Chapter 6 will be a summary of this research proposal. It will include an overview of the research processes, their findings and the subsequent inferences that have been made. There will also be a conclusions subsection that will include recommendations, their relevance to the study and suggestions for future research.
A major illness that knows no geographical limitation and one that requires immediate worldwide attention is HIV. This virus is extremely volatile and contagious and results in the disease known as Acquired Immune Deficiency Syndrome or AIDS.
Tracking new and existing HIV/AIDS cases is a challenging task and depends on several factors.
State and local health departments collect patient information and submit the data to the CDC. This allows trends, disparities and other vital details to be analyzed.

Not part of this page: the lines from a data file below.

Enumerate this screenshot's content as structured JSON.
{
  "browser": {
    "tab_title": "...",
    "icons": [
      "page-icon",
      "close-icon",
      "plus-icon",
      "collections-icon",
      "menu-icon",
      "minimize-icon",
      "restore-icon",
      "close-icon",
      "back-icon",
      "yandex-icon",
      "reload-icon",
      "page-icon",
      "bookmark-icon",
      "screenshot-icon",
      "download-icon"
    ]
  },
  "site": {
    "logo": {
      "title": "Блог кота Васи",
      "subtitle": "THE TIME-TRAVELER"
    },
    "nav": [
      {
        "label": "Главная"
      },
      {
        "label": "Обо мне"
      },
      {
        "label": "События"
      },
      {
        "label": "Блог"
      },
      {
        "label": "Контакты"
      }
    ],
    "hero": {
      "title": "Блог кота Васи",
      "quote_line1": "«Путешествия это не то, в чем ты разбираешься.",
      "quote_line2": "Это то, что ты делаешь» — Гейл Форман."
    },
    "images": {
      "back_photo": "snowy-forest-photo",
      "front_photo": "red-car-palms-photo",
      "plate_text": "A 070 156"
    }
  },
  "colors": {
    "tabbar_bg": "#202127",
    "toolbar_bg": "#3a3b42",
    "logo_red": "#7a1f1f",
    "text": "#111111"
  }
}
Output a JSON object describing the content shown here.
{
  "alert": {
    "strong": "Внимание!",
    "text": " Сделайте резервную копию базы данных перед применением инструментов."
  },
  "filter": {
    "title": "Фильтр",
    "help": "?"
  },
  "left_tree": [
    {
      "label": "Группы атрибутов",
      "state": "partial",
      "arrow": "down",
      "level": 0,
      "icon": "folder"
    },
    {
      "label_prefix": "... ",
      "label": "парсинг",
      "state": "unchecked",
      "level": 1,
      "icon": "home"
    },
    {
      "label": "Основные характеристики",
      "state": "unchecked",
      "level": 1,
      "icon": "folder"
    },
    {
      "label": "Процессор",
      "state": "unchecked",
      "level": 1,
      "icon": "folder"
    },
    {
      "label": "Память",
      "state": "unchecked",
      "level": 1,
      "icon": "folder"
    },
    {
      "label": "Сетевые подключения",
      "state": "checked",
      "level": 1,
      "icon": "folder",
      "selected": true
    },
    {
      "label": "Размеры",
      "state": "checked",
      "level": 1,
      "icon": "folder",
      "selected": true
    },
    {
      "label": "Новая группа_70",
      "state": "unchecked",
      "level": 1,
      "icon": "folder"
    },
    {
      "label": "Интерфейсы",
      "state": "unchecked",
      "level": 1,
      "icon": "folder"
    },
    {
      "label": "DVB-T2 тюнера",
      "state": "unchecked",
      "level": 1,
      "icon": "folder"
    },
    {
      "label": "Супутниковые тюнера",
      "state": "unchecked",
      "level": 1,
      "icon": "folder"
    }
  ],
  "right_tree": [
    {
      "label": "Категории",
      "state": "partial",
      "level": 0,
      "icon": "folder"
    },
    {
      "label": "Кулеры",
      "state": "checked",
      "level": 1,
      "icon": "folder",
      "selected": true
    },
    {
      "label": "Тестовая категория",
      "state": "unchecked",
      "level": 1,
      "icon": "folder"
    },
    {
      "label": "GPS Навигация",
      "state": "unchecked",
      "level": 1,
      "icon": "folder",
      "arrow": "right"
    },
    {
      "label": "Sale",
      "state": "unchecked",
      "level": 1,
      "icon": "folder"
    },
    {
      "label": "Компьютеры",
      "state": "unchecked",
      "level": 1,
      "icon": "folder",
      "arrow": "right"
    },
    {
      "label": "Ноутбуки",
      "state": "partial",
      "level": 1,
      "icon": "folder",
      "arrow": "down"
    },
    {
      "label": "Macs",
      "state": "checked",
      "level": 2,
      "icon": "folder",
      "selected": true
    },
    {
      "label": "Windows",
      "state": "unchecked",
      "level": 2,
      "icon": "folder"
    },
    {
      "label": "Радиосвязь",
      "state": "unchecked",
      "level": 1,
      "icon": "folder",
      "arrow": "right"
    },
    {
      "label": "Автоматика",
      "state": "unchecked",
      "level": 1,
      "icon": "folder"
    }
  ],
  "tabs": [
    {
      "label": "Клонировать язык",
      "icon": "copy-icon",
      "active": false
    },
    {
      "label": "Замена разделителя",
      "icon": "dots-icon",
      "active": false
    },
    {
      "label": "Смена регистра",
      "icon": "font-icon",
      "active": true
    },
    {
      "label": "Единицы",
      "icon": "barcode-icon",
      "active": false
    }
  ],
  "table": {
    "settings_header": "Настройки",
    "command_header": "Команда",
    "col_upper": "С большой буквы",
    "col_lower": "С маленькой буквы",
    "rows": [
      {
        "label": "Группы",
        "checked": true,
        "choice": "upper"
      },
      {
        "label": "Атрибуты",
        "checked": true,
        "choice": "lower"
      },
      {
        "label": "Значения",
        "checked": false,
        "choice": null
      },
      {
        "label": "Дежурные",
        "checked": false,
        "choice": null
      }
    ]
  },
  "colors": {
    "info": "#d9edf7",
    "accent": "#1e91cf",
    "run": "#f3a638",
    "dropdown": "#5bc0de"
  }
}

The Division of Public Health (DPH) has forms for surveillance and investigation of communicable diseases. Some areas rely on non-confidential means (fax or mail) to transfer these reports. This has the potential to violate patient privacy rights and increase inaccuracy and inefficiency within the system.
Introduction-The present and future challenges of tracking the HIV/AIDS epidemic in Forsyth County and North Carolina have been discussed in numerous journal articles and other medical information sources. Also discussed was how electronic means would improve the system, problems that arose from use of the system and potential trends in the illnesses. Due to their prevalence, up-to-date information in needed to better educate medical professionals and consumers in terms of prevention and clinical care.
HIV/AIDS have altered the lives of many. Because of this influence, individuals must begin to take control of their health by learning their status. Once this happens, the chance for increased positive numbers is likely and additional funding for prevention and education programs could be available. The success rate of programs depends on the active participation of everyone.
Although there were some fluctuations in the number of positive results in the county, they were not significant enough to lead to a complete change in the current transmission formats.
The purpose of this research project was to examine the HIV/AIDS data tracking system used in Forsyth County, NC and determine if a single electronic transmission method would increase accuracy in the number of positive results.
This project examined the system, past and potential future problems and the prevalence of the illnesses within the county.
The primary research question and sub-questions discussed the rational behind altering the data tracking system and transmission methods of HIV/AIDS test results in Forsyth County, NC. The timeframe of 2003-2007 was analyzed. The population will increase by a slight margin over the next few years. To be better prepared, the current data tracking system should be reanalyzed for possible upgrades to a completely electronic format within 5-10 years.